As Malaysians observed the Restricted Movement period, businesses everywhere in the country would face some downturns. The automotive industry is one of the core industries of the country, and the impact of Covid-19 is expected to hit the automotive industry hard as potential customers stayed away from dealerships.

 

According to local research companies, the impact of Covid-19 on customer sentiment is real which would lead potential buyers to refrain from visiting physical showrooms due to the restricted movement enforcement. Ultimately, this would effect car sales over the three quarters of the year.

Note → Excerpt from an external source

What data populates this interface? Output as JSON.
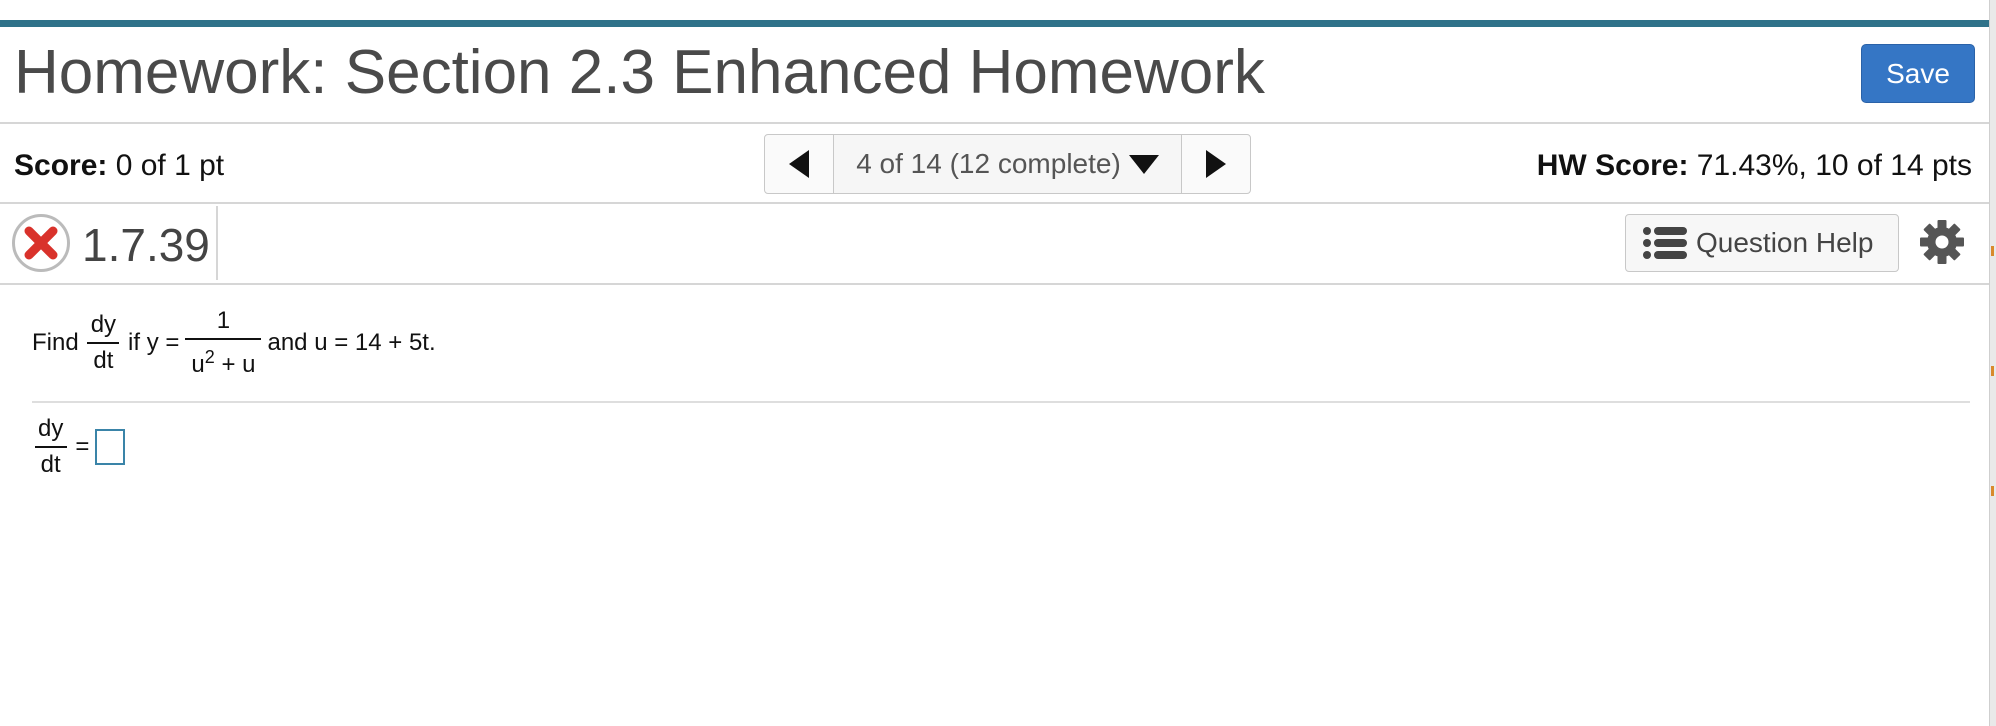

With reference to the car sales statistics by MAA (Malaysian Automotive Association), sales has dropped by 3  - 5 percent over the first two months of the year.  And with the Covid-19 situation, things could only get worse.

 

Last year, total car sales hit a little over 600,000 units for a 1 percent increase. The final total was 604,287 units. This year, due to slumping sales and Covid-19, the MAA has estimated less than 1 percent growth for the year.

 

In January 2020, MAA reported a sharp decline of 12 percent in TIV (Total Industry Volume). The final total sales figure for the month was just 42,652 units. Again, MAA said sales would go up in next couple of months. And now, the Covid-19 restricted movement order hits…

 

With the outlook looking not-so-encouraging, automakers and distributors simply have to woo potential buyers with more attractive campaigns and promotions. In addition, automakers need to introduce more new models in order to make an impact on buyers, once the dust clears.  

 

There’s no doubt that the Covid-19 outbreak has impacted several automotive brands and distributors In Malaysia. Most manufacturers are somewhat effected by supply issues. Major car brands like Proton, Perodua, Hyundai, Mazda, Honda, Toyota and many more have announced temporary stoppage of production in Malaysia and the world over. Production and manufacturing, on the other hand, are also impacted by inactive component supplies, much like a chain effect.  However, it is likely to get up to speed again as infrastructure and inventories remain intact, following the clearance in less than 14 days of restricted movement.

 

The impact of Covid-19 on interest rates

Earlier this month, Malaysia’s Bank Negara cut interest rates from 2,75 to 2.5% for new cars. However, experts said the negative sentiment would likely outweigh lower interest rates, which does not materially impact monthly repayments.

 

It is a fact that the Covid-19 pandemic is already putting the pressure on automakers that are battling an unprecedented decline before the outbreak. Despite a bleak outlook, manufacturers are still optimistic about potential growth through 2020. Once the storm clears, they expect demand and production to get right back up to speed.